How eye health is influenced by overall health
Eye health is influenced by overall health. Mark Blumenkranz, MD, an ophthalmologist and Chairman of the Department of Ophthalmology at Stanford University, discusses the connection.
Transcript
People speak of the eye as a window into the body. And so, to the extent that people engage in unhealthy behaviors or fail
to correct easily correctable medical abnormalities-- [MUSIC PLAYING]
The leading cause of blindness is macular degeneration. And the wet form responds extremely well.
95% of patients respond to anti-VEGF therapy. We've made enormous, enormous strides
in macular degeneration in the last 8 to 10 years,
just breathtaking. As I said, I think we've really moved from those being irreversible, universally blinding diseases,
to being very treatable. What we'd like to do is eventually avoid the need to ever have to operate on anyone and for anyone
to even develop the disease. That's the gold standard, is to essentially engage in preventive medicine.
And some drugs will get us there. The first thing we tell people is just to get healthy. Lose weight. Make sure that your sugars are as normal as they can be.
Make sure your blood pressure is normal. And don't smoke cigarettes. And if people do those three things, the risk of vision loss
later in life goes down dramatically. I think the things that are really exciting in ophthalmology-- in a way, the eye is an especially rich and ripe target
for laser therapy. And the reason is that the eye is designed for there to be light transmission of images to the back of the eye
and for them to be converted, essentially, into vision by traveling to the brain. So because the eye is so optimized
for light transmission and because lasers are all about light transmission, the eye is the ideal target to use lasers.
And lasers are orders of magnitude safer than they used to be. We now have the so-called ANSI standards, American National
Safety Institute, that specify how much power, how much energy a laser can have, which wavelength it
is. What we're seeing with lasers now is increased precision and safety. Classic gene therapy is pretty straightforward.
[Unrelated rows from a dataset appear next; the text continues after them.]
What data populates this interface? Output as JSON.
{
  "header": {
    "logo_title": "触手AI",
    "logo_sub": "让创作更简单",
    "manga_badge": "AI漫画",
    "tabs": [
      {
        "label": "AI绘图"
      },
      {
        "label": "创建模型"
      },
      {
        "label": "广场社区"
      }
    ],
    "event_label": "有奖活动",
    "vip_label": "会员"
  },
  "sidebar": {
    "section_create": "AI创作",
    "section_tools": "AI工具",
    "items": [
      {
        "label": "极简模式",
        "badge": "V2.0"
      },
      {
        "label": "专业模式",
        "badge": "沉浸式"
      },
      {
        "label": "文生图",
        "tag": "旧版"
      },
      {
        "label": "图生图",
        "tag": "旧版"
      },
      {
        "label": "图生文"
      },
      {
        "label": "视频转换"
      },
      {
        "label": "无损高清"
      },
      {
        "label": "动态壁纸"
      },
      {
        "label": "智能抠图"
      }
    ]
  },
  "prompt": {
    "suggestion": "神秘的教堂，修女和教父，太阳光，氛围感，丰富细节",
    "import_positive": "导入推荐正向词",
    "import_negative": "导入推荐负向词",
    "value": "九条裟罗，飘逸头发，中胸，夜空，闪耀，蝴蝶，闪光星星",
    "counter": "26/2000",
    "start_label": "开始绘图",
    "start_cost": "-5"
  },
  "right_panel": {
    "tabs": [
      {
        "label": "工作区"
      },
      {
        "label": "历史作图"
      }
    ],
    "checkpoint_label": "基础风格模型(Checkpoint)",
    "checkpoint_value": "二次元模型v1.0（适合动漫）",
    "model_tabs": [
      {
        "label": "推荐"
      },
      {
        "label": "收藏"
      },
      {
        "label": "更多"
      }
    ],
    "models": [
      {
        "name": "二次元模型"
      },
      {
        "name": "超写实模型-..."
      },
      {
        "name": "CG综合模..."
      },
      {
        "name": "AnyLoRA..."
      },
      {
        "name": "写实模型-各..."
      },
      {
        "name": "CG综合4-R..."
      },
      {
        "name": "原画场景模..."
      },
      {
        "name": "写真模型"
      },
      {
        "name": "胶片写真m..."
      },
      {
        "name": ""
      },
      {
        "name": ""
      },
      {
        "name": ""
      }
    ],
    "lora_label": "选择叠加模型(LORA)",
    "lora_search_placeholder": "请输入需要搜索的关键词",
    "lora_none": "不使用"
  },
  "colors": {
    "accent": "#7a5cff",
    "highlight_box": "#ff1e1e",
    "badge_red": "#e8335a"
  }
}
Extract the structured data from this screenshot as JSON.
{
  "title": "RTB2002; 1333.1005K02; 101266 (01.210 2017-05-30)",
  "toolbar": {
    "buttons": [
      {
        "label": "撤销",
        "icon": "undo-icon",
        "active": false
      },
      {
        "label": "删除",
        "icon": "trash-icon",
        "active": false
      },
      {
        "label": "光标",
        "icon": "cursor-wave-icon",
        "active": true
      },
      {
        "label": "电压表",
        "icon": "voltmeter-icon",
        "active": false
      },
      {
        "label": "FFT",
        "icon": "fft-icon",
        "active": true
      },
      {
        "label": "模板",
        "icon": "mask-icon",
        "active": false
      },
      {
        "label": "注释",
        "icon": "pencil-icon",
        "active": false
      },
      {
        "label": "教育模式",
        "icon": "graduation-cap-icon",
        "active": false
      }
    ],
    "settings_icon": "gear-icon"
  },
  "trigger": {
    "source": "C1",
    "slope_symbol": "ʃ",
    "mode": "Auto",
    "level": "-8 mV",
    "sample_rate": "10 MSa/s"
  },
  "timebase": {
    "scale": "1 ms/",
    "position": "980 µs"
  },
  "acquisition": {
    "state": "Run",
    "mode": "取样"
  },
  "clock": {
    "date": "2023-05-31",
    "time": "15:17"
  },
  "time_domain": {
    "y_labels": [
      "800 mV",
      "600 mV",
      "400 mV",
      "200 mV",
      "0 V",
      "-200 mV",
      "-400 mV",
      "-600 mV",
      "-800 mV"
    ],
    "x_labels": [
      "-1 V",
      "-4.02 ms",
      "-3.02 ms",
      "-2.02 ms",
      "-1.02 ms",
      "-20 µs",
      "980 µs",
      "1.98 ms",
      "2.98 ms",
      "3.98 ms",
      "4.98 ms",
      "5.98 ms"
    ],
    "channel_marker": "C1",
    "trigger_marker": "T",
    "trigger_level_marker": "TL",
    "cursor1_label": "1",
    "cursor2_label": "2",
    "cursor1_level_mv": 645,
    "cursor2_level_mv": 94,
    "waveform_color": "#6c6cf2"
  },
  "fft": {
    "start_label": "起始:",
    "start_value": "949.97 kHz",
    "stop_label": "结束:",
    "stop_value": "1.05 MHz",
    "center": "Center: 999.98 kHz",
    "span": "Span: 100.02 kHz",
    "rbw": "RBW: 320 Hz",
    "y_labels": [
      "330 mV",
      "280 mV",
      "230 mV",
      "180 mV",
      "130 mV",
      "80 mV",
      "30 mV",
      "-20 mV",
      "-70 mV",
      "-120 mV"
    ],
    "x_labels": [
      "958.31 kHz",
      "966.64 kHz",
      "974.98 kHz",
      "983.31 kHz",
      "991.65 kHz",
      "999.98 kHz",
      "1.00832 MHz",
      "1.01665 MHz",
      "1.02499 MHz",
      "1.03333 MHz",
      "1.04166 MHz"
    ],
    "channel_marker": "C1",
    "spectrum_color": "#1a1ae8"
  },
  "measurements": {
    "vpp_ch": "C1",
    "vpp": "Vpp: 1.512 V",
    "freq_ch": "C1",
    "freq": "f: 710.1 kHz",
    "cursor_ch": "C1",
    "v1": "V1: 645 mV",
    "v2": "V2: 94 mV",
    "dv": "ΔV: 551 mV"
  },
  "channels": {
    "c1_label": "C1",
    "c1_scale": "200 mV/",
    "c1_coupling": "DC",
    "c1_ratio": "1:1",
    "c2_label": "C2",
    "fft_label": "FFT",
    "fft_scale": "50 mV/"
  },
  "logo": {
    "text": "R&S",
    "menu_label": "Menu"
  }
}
It's been around. I mean, we've understood it for a long time. And that is the idea that you identify a gene that's defective.
Presumably, it produces either a defective protein or it doesn't secrete a protein at all, and patients
develop very severe diseases. So retinitis pigmentosa, which oftentimes leads to blindness-- especially the more severe cases--
in the teenage years, 20s, or 30s, the idea that you could identify that gene and replace that gene, that's been the holy grail.